I want to live in a world that is changed by the love of Jesus, that is inspired by the Holy Spirit, that is reshaped into the image of God.

I want to live in a world in which joy breaks out.

It’s a difference that happens in subtle shifts, you know. In every moment, we face a choice to welcome or reject, to celebrate or to mourn, excitement or apathy, screaming or listening.

And each time we make those choices, we subsequently choose to either break in or block God’s Kingdom.

If we are going to take seriously our prayer, “thy Kingdom come”, then we need to not only expect that it’s coming, but we need to make it happen.

We spend hours, days, probably years of our lives complaining about how the world is going against God, but the people who are really blocking the Kingdom are the people sitting right here in this God-box.

I don’t want to live in a world in which the Church is blocking God, because then God is going to forsake the Church and speak and act through someone else.

I’m not in the business of breaking the Church. I’m in the business of helping her come back to her calling. And maybe, at this point, that means doing CPR and administering electric shock to the Church’s heart.

And we know how frequently CPR actually works, right?

I’m tired of being part of a dying Church, y’all. I don’t want to live in a world so full of hate and shouting.
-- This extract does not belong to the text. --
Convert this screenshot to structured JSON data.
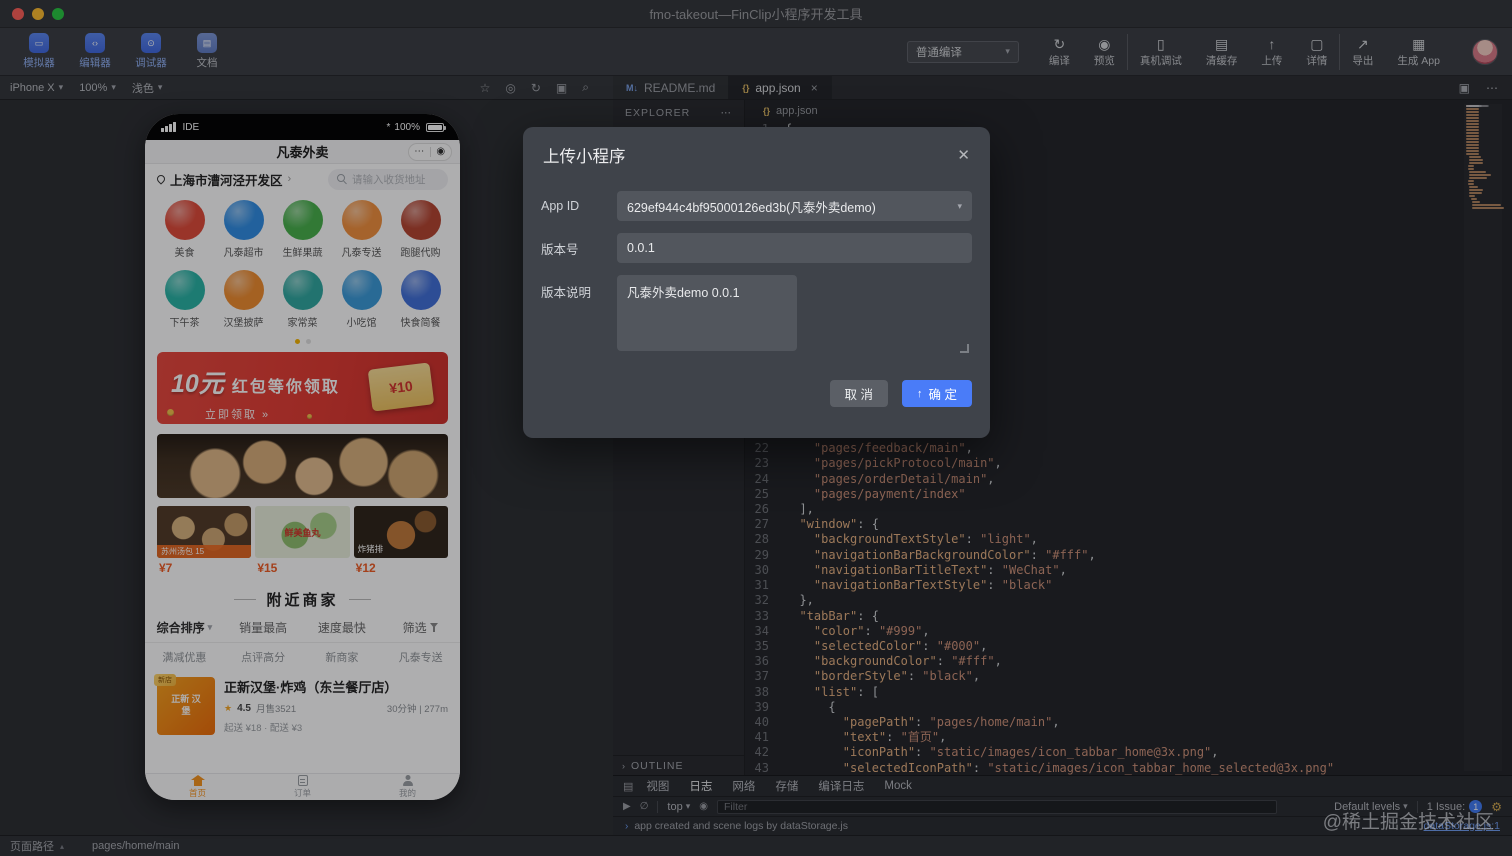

I want to live in a world in which joy breaks out.

I want to see God’s Kingdom coming today.

That’s my choice today. I can’t sit back and watch the Church die any more. I need the life-giving breath of the Holy Spirit. I need the heart-restart of Jesus.

“ This man welcomes sinners and eats with them. ”

Yeah. Good. Let’s do that.

In the name of the Father, and of the Son, and of the Holy Spirit.